However, I think you have hit on a bug. When I run a fairly bleeding edge version of blender in debug mode [2.92.0 Alpha rB194a57fd631f 2020-11-14 21:54 (-4:00 EST)] I get an assertion abort when trying to read out whatever value I may have set in the value property. From the python console editor:
>>> aod = bpy.context.active_object.data
>>> aod.polygon_layers_string.new(name="Fun Strings! One for each polygon in the mesh!")
bpy.data.meshes['Cube'].polygon_string_layers["Fun Strings! One for each polygon in the mesh!"]
>>> # Lets give the sixth polygon in the mesh a fun name.
>>> aod.polygon_layers_string["Fun Strings! One for each polygon in the mesh!"].data.value = b"Ian Hubert"
>>> # So far, so good. but when I hit carriage return on the next line, I'll blow up Blender... Let us attempt to dump to the console the 'Ian Hubert' polygon name
>>> aod.polygon_layers_string["Fun Strings! One for each polygon in the mesh!"].data.value
which leads to an abort message in the shell I launched blender in…
If you don’t run a debug version of blender, the assignment silently fails, and you see what you have been seeing.

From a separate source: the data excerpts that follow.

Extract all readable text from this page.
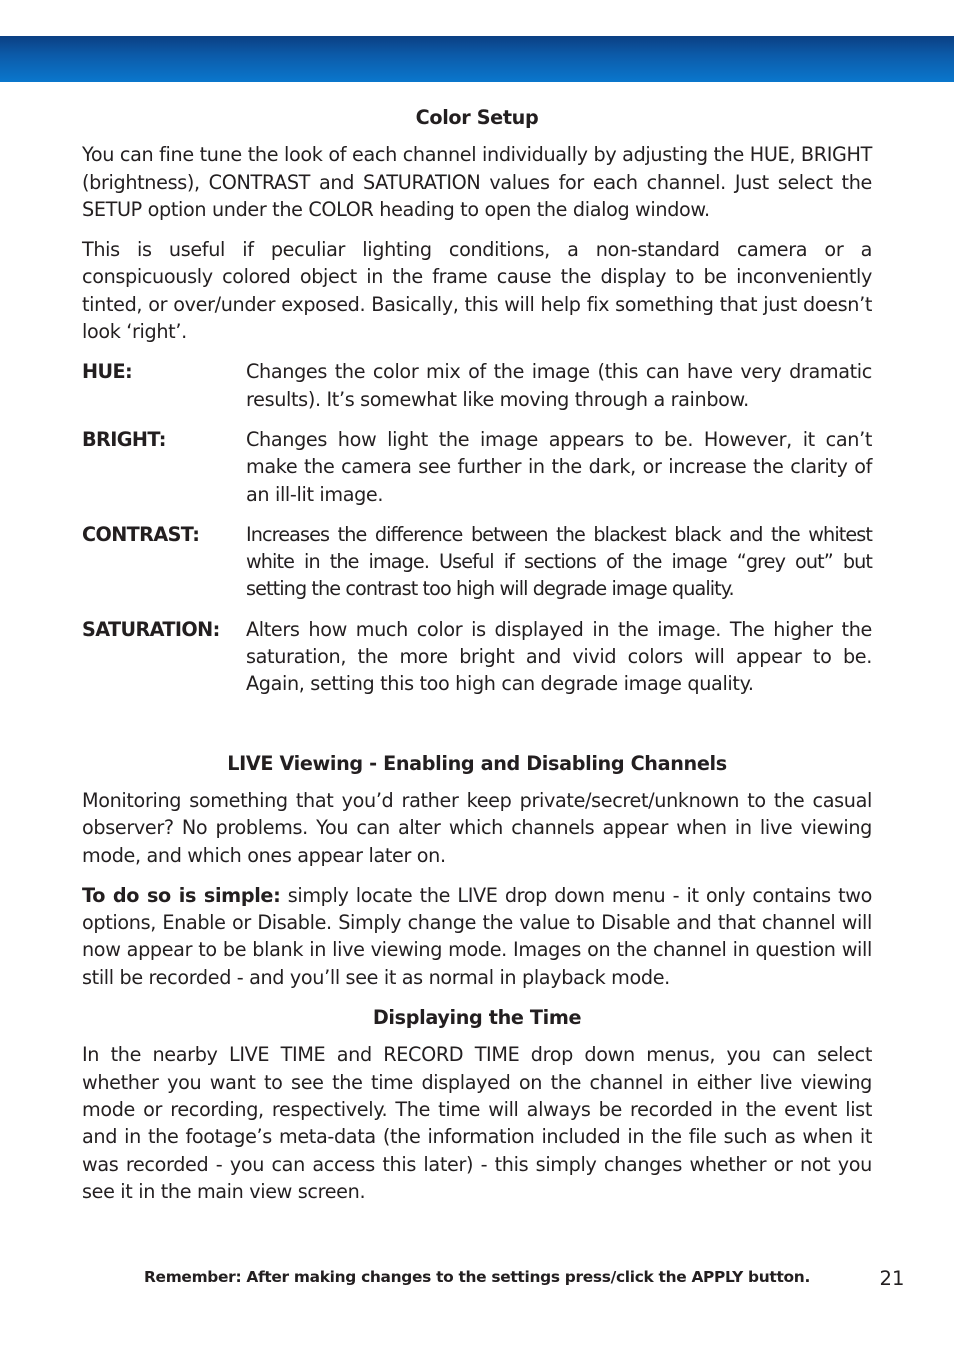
Color Setup

You can fine tune the look of each channel individually by adjusting the HUE, BRIGHT (brightness), CONTRAST and SATURATION values for each channel. Just select the SETUP option under the COLOR heading to open the dialog window.

This is useful if peculiar lighting conditions, a non-standard camera or a conspicuously colored object in the frame cause the display to be inconveniently tinted, or over/under exposed. Basically, this will help fix something that just doesn’t look ‘right’.

HUE:	Changes the color mix of the image (this can have very dramatic results). It’s somewhat like moving through a rainbow.
BRIGHT:	Changes how light the image appears to be. However, it can’t make the camera see further in the dark, or increase the clarity of an ill-lit image.
CONTRAST:	Increases the difference between the blackest black and the whitest white in the image. Useful if sections of the image “grey out” but setting the contrast too high will degrade image quality.
SATURATION:	Alters how much color is displayed in the image. The higher the saturation, the more bright and vivid colors will appear to be. Again, setting this too high can degrade image quality.
LIVE Viewing - Enabling and Disabling Channels

Monitoring something that you’d rather keep private/secret/unknown to the casual observer? No problems. You can alter which channels appear when in live viewing mode, and which ones appear later on.

To do so is simple: simply locate the LIVE drop down menu - it only contains two options, Enable or Disable. Simply change the value to Disable and that channel will now appear to be blank in live viewing mode. Images on the channel in question will still be recorded - and you’ll see it as normal in playback mode.

Displaying the Time

In the nearby LIVE TIME and RECORD TIME drop down menus, you can select whether you want to see the time displayed on the channel in either live viewing mode or recording, respectively. The time will always be recorded in the event list and in the footage’s meta-data (the information included in the file such as when it was recorded - you can access this later) - this simply changes whether or not you see it in the main view screen.

Remember: After making changes to the settings press/click the APPLY button.	21
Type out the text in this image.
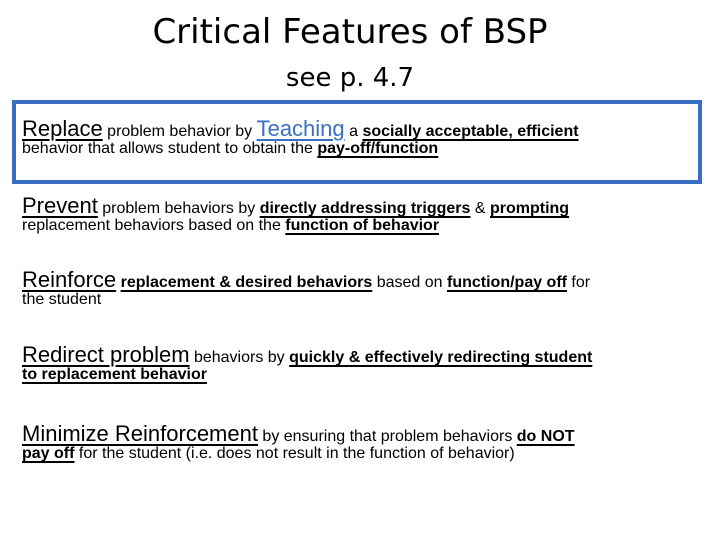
Critical Features of BSP
see p. 4.7
Replace problem behavior by Teaching a socially acceptable, efficient
behavior that allows student to obtain the pay-off/function
Prevent problem behaviors by directly addressing triggers & prompting
replacement behaviors based on the function of behavior
Reinforce replacement & desired behaviors based on function/pay off for
the student
Redirect problem behaviors by quickly & effectively redirecting student
to replacement behavior
Minimize Reinforcement by ensuring that problem behaviors do NOT
pay off for the student (i.e. does not result in the function of behavior)
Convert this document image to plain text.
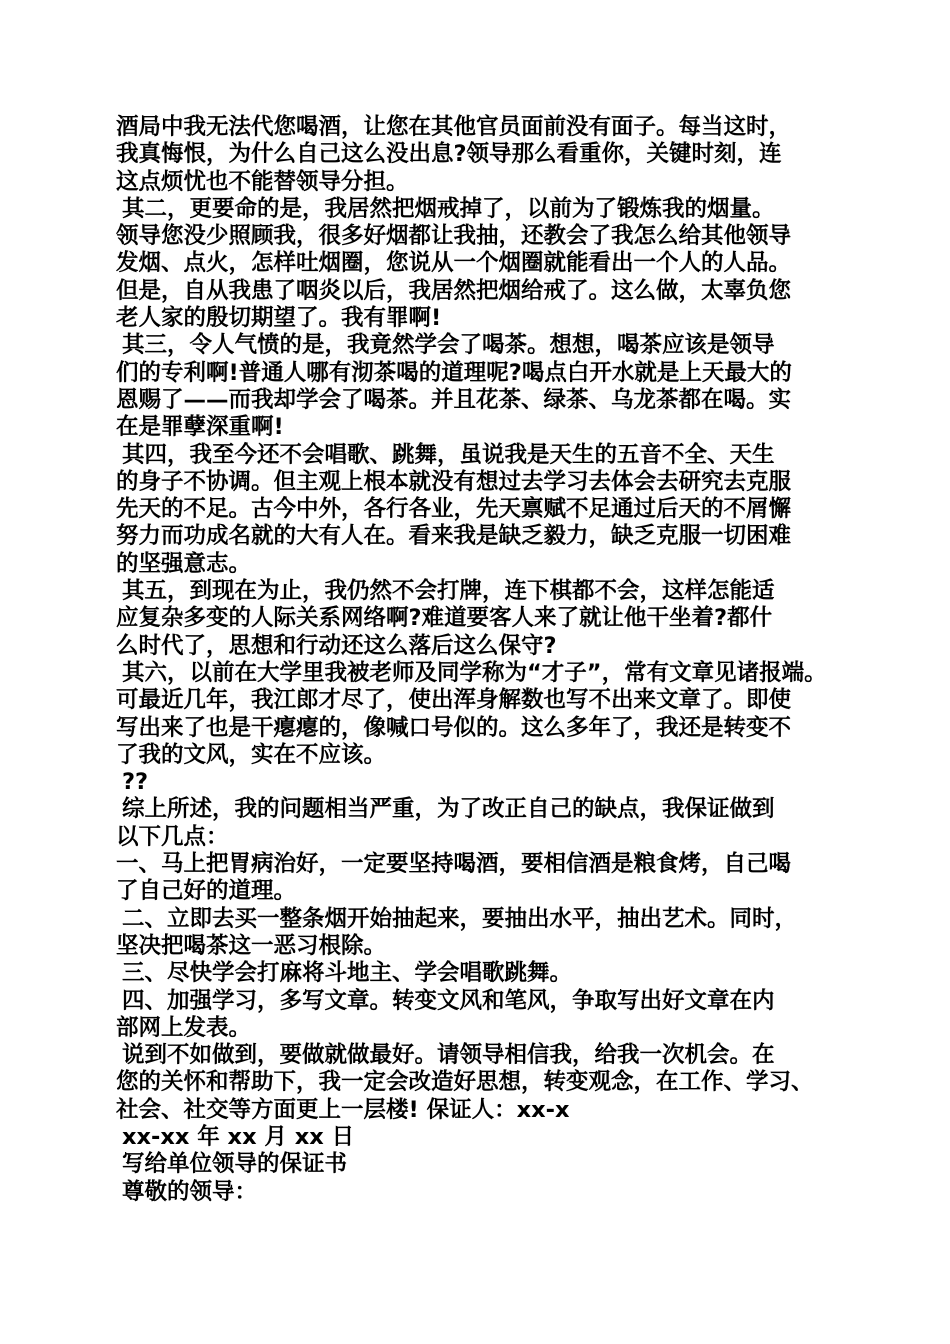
酒局中我无法代您喝酒，让您在其他官员面前没有面子。每当这时，
我真悔恨，为什么自己这么没出息?领导那么看重你，关键时刻，连
这点烦忧也不能替领导分担。
其二，更要命的是，我居然把烟戒掉了，以前为了锻炼我的烟量。
领导您没少照顾我，很多好烟都让我抽，还教会了我怎么给其他领导
发烟、点火，怎样吐烟圈，您说从一个烟圈就能看出一个人的人品。
但是，自从我患了咽炎以后，我居然把烟给戒了。这么做，太辜负您
老人家的殷切期望了。我有罪啊!
其三，令人气愤的是，我竟然学会了喝茶。想想，喝茶应该是领导
们的专利啊!普通人哪有沏茶喝的道理呢?喝点白开水就是上天最大的
恩赐了——而我却学会了喝茶。并且花茶、绿茶、乌龙茶都在喝。实
在是罪孽深重啊!
其四，我至今还不会唱歌、跳舞，虽说我是天生的五音不全、天生
的身子不协调。但主观上根本就没有想过去学习去体会去研究去克服
先天的不足。古今中外，各行各业，先天禀赋不足通过后天的不屑懈
努力而功成名就的大有人在。看来我是缺乏毅力，缺乏克服一切困难
的坚强意志。
其五，到现在为止，我仍然不会打牌，连下棋都不会，这样怎能适
应复杂多变的人际关系网络啊?难道要客人来了就让他干坐着?都什
么时代了，思想和行动还这么落后这么保守?
其六，以前在大学里我被老师及同学称为“才子”，常有文章见诸报端。
可最近几年，我江郎才尽了，使出浑身解数也写不出来文章了。即使
写出来了也是干瘪瘪的，像喊口号似的。这么多年了，我还是转变不
了我的文风，实在不应该。
??
综上所述，我的问题相当严重，为了改正自己的缺点，我保证做到
以下几点：
一、马上把胃病治好，一定要坚持喝酒，要相信酒是粮食烤，自己喝
了自己好的道理。
二、立即去买一整条烟开始抽起来，要抽出水平，抽出艺术。同时，
坚决把喝茶这一恶习根除。
三、尽快学会打麻将斗地主、学会唱歌跳舞。
四、加强学习，多写文章。转变文风和笔风，争取写出好文章在内
部网上发表。
说到不如做到，要做就做最好。请领导相信我，给我一次机会。在
您的关怀和帮助下，我一定会改造好思想，转变观念，在工作、学习、
社会、社交等方面更上一层楼! 保证人：xx-x
xx-xx 年 xx 月 xx 日
写给单位领导的保证书
尊敬的领导：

I believe your code will work on an earlier version of Blender, but I’m not sure how early - 2.83 LTS? - depends on how long this bug has been lurking. This is probably the making of a bug report that I’ll post in the sweet by-and-by. But in the meantime, let me assure you that - as far as I can see - you are not losing your mind. At least on the account of this issue…
Ha, thanks very much for this reply. I am just getting my feet wet in the blender API, so it’s good to hear it’s just a bug and not my complete misunderstanding of the data structure I have a good workaround for now, but will definitely get back to this later.
I am loosing my mind anyway these days, having blender to blame for it was kind of re-assuring, now I need to go back to blaming myself…
This is probably the making of a bug report that I’ll post in the sweet by-and-by.
An existing (and long-standing) TO-DO task already covers this issue: Blender development todo list – Scripting (T55367), which is a roll-up of a number of incomplete and outstanding items needed for Python scripting. This particular issue falls under the Python/RNA API Design TODO rubric. The resolution of Task 32581 Mesh properties API does not allow for zeros in byte array is a partial fix that does not fully address the to-do; a mesh polygon boolean/float/integer/byte buffer layer that a python script writer might use to associate additional properties with mesh polygons is not wholly in place yet. There are more TODO’s then there are developers to do them, a perennial Blender problem.
The immediate trigger to the abort that I observed seems to be in void rna_MeshStringProperty_s_set(), introduced in the commit to - at least partially - address T32581; it creates and populates a simple structure, MStringProperty which ultimately is associated with a specific mesh polygon in the property layer. It has two parts: a fixed buffer (call it s) and a count of bytes (call it len). In the example above, ‘Ian Hubert’ are the data and ‘10’ is the count. rna_MeshStringProperty_s_set() sets the fixed buffer part, but does not set the len part, defaulting it to zero. That has ramifications for client callers of this function, which are lead to believe that these MStringProperty buffers, established by this function, have zero bytes of data, the genesis of the abort I described in the last post.
I gather that this deficiency is a known issue, awaiting the good, full, sweetness of time to fix. I also gather that - names like MeshStringProperty notwithstanding - this portion of the Python API is being retooled to accommodate buffers of bytes, and byte buffers are not strings. They may have zero-valued bytes in their midst, which can confound naive uses of tools like strlen().
How rna_MeshStringProperty_s_set() goes about setting buffer length will take some thought and design choices. Perhaps callers should just tell this function the length of their byte buffers. Perhaps not. These are API protocol decisions that haven’t been made yet.
You can read the date stamps on T32581 and the commit that addressed it - partially - as well as I can. Everyone - alas! - is dancing as fast as they can. So, if you have workarounds, they may just have to work around for some time to come. Take care.